There’s a slight pause in my earpiece before Jerry speaks. “Thanks, Aubriella. Very interesting.” The tone of his voice makes it abundantly clear that he doesn’t mean a word he’s saying. “We’ll check back in at half-time for a score update.”
I hold my smile for three seconds until Eric lets the camera lens aim down and nods to me. I blow out an angry breath, wanting to throw the microphone, stomp my foot, or something to satisfy the urge I have right now to throw a full-on tantrum. Sometimes it’s just too much. The bills, the work I hate, the slimebag colleagues…all of it. It makes me want to scream. I don’t though. I do what I’ve always done. I bottle it up, swallow it down, and put on my best calm face.
“Hey,” says Eric. “I’m going to go grab a hotdog from concessions. Want anything?”
“How about a ten-dollar beer?” I ask wryly.
He chuckles. Eric has a receding hairline and is very loose around the waist, but he has a gentle kindness about him that makes him easily my favorite person at the news station. After all my talk of counting pennies and saving money, he knows I’m joking and walks off to get his hotdog. If it wasn’t for dad? Yeah, I could afford a lot of nice things. All things considered, I’m paid very well. I’m a single, twenty-six-year-old woman with no children and my rent is reasonable for a New York apartment. I’m just not paid well enough to handle his baggage. And the only sort of guy I ever seem to attract are the sort who wants to split dinner or forgets his wallet every other date. It’s not that I mind splitting the responsibility, but I can’t lie; it would be nice to date a guy who had deeper pockets for once.
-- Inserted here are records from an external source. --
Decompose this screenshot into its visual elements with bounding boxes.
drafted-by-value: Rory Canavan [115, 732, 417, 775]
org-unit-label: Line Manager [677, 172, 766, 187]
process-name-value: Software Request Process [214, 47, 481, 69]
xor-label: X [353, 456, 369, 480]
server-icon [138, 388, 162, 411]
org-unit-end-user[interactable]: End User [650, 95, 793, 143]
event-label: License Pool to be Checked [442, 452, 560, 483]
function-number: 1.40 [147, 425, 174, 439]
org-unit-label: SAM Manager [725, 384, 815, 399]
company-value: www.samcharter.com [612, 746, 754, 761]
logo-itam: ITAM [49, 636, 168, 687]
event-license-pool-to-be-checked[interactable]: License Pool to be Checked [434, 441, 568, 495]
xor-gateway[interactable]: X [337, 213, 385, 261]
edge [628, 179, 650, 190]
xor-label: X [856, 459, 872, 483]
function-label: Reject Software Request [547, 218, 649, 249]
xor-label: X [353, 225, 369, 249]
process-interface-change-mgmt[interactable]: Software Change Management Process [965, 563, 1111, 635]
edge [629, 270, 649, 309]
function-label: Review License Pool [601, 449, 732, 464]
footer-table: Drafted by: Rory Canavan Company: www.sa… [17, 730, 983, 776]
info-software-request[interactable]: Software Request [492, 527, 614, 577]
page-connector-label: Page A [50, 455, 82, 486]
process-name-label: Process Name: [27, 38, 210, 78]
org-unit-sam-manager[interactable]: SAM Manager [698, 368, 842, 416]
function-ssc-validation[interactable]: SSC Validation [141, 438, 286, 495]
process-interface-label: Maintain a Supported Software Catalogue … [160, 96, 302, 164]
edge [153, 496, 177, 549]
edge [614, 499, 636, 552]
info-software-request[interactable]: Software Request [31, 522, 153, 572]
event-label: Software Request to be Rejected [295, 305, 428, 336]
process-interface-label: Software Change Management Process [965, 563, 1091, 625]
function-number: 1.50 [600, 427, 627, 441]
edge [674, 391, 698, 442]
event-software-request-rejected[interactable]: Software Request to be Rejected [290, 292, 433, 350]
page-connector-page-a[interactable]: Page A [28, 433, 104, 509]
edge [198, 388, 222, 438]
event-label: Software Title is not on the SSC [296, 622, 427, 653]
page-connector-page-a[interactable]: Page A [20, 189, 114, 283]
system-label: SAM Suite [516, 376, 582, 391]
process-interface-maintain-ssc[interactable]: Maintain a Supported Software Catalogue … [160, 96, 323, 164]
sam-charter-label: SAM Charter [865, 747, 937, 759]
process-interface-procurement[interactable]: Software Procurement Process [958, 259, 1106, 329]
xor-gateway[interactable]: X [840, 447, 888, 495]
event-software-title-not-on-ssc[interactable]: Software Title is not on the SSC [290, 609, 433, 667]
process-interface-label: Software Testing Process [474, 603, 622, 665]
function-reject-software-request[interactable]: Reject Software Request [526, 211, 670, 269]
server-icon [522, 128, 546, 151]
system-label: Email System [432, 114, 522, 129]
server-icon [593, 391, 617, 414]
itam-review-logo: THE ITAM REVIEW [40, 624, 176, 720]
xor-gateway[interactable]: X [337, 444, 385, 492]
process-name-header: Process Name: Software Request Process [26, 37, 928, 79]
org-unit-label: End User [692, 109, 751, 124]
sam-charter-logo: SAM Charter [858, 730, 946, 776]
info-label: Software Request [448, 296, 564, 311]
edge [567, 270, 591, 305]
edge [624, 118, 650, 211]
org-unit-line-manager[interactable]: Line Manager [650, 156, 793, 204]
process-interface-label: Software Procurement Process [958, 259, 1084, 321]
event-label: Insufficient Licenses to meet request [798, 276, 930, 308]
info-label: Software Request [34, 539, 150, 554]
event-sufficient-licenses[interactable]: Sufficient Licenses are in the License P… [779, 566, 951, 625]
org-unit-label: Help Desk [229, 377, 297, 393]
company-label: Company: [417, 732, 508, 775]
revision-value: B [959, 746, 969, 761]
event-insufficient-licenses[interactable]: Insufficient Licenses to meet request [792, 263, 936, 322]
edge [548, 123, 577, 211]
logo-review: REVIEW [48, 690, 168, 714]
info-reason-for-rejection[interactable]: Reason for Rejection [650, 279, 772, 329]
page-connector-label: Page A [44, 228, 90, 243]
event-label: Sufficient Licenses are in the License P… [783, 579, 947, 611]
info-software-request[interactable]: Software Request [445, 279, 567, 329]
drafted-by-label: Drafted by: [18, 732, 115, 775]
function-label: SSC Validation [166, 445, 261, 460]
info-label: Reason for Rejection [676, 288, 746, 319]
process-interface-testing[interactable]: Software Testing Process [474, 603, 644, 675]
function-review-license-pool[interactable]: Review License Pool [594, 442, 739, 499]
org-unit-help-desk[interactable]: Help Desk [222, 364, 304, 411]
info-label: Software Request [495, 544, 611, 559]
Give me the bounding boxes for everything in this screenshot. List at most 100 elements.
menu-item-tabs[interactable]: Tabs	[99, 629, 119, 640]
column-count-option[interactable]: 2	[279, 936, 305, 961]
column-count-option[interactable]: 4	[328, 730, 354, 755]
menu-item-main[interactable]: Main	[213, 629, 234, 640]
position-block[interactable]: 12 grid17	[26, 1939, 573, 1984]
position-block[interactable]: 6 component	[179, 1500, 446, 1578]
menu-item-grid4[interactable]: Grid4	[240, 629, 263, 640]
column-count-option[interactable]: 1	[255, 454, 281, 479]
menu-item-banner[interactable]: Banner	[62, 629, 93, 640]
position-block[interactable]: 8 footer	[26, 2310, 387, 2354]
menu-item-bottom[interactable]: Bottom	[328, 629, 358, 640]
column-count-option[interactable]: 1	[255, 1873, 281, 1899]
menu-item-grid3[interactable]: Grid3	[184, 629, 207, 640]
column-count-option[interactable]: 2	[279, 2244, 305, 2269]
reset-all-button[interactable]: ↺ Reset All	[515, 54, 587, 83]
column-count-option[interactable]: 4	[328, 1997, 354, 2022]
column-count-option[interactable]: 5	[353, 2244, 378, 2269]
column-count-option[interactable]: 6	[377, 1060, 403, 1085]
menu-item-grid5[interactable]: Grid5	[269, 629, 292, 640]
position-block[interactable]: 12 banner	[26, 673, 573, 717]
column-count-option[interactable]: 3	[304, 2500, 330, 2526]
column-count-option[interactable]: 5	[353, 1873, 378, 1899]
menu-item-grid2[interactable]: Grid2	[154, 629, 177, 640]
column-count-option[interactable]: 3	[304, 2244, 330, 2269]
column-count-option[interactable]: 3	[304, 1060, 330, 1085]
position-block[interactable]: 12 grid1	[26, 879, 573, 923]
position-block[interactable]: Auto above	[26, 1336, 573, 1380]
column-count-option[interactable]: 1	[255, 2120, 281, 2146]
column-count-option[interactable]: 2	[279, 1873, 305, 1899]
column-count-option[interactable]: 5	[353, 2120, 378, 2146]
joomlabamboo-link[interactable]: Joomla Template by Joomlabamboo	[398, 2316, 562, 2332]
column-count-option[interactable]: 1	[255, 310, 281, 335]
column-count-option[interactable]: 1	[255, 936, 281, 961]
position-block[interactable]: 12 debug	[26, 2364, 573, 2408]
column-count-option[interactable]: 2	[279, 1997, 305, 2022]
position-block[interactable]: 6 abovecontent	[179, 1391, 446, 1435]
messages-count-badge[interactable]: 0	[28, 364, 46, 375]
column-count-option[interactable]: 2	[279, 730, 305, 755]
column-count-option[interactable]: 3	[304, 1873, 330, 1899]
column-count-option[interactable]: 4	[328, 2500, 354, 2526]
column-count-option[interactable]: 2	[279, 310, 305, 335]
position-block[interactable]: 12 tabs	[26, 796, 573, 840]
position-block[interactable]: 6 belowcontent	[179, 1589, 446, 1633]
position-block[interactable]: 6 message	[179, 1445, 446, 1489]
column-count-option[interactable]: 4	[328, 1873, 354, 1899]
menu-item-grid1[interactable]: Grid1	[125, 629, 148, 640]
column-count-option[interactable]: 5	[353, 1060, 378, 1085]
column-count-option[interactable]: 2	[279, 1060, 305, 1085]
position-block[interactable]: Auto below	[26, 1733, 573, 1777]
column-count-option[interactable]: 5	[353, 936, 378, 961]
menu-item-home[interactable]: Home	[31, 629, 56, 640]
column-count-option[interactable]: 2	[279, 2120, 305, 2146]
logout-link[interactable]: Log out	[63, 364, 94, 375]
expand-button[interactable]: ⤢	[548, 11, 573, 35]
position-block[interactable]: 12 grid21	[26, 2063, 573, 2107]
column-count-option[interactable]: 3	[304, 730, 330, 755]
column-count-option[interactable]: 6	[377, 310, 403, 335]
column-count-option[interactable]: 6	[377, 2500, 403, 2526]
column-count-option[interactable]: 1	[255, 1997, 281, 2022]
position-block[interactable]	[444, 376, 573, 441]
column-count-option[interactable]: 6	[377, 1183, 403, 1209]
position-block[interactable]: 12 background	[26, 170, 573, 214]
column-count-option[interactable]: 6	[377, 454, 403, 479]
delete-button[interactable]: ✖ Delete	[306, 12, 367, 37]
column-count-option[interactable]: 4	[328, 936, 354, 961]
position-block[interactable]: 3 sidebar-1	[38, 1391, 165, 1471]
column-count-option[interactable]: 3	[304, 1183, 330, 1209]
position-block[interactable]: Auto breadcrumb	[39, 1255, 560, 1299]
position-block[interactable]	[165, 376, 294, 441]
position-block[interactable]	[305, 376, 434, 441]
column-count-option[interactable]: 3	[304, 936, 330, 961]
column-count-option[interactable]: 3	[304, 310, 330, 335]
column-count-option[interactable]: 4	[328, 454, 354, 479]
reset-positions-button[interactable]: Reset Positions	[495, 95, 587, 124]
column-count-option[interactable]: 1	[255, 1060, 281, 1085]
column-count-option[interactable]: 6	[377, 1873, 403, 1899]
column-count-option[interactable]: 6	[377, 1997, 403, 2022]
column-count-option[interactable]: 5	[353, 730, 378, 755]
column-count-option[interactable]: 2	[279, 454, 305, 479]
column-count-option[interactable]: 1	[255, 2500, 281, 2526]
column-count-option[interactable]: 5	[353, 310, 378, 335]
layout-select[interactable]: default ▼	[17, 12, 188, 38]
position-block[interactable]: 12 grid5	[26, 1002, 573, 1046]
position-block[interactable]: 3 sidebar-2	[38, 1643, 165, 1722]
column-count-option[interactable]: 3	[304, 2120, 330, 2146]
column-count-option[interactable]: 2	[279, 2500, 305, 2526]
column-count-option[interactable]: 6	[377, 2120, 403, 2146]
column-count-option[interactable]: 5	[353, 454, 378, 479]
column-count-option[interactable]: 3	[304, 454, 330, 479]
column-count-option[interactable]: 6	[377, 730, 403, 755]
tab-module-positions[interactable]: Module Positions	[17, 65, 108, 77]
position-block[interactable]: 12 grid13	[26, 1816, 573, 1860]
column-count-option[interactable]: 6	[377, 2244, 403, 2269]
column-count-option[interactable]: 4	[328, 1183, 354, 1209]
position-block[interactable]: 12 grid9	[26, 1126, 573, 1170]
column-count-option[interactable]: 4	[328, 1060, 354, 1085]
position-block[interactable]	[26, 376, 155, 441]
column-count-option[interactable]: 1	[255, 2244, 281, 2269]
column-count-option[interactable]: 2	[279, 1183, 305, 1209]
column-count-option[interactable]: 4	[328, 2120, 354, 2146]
I notice my phone lighting up in my clutch. I kneel down and pick it up like it’s a snake. A picture of my dad from ten years ago smiles at me from a circle on the front of my phone. I don't know why I haven’t changed the picture. It just reminds me how much he has changed, how much worse he has become.
“What is it, Dad?” I ask.
My hostility rolls right off him like always. “Just saw you on T.V.”
My stomach flutters a little. “You did? What did you think?”
“Yeah,” he says distractedly. “You’re like ten yards from Ronnie Fucking White, Aubs. Do you know what his signature is worth?”
I deflate a little. Of course. He wasn’t calling to say something nice or encouraging. He smells money. “I’ve told you before, Dad. It’s not professional for me to ask players for autographs.”
“Fuck professionalism!” he says, suddenly angry. “Look, that money you gave me on Wednesday is all tied up in an investment and they’re going to shut off the water and the cable if I don’t pay by tomorrow.”
Investment. That has been his long-standing codeword for booze. I pinch the skin between my eyebrows, pacing around the field, wishing I could just hang up. I take a few deep breaths before talking. “I gave you five hundred dollars. Do you know how many sacrifices I’m having to make to keep giving you money like this?”
“Oh sure. Big T.V. Woman can’t get new shoes this week, woe is me.”
“Please,” I say through gritted teeth. “Give me a reason to hang up on you.”
“Go ahead. If you try to call me in a few days and I don’t answer, it’s because I’m sitting in my dark fucking apartment with no working outlets to charge my phone. By the way, when are you sending over the money for my next payment? I went over on my data this month and it’s going to be an extra fifteen dollars.”
I hang up the phone and barely resist the urge to hurl it into the middle of the field. He’s unbelievable. The part that pisses me off most is that I’m going to give him the money. When Mom died, he was all I had. He did a shit job of raising me, but he’s still my dad, and I can’t just ignore his problems, as much as I might want to. I pull up his AT&T account on my phone and pay his bill. Then I pull up New York Electric and pay that too. Two month’s worth of late payments. $164.27. I do some quick mental math and come to the conclusion that I’ll be eating ramen and beans again this month.
I want to kneel down and rub my heel, which is actually killing me, but I think of Jerry’s slimy grin. Fuck you, Jerry. In a silent act of spite, I refuse to take off my shoes or rub my feet. Instead, I move along the sideline, trying to find Aria. In the constant shitstorm that is my life, Aria often feels like the only shelter. I know she’ll be here because she never misses a chance to use my credentials to get on the sidelines. Of course, she has no interest in the game. She just loves being close enough to check out the players.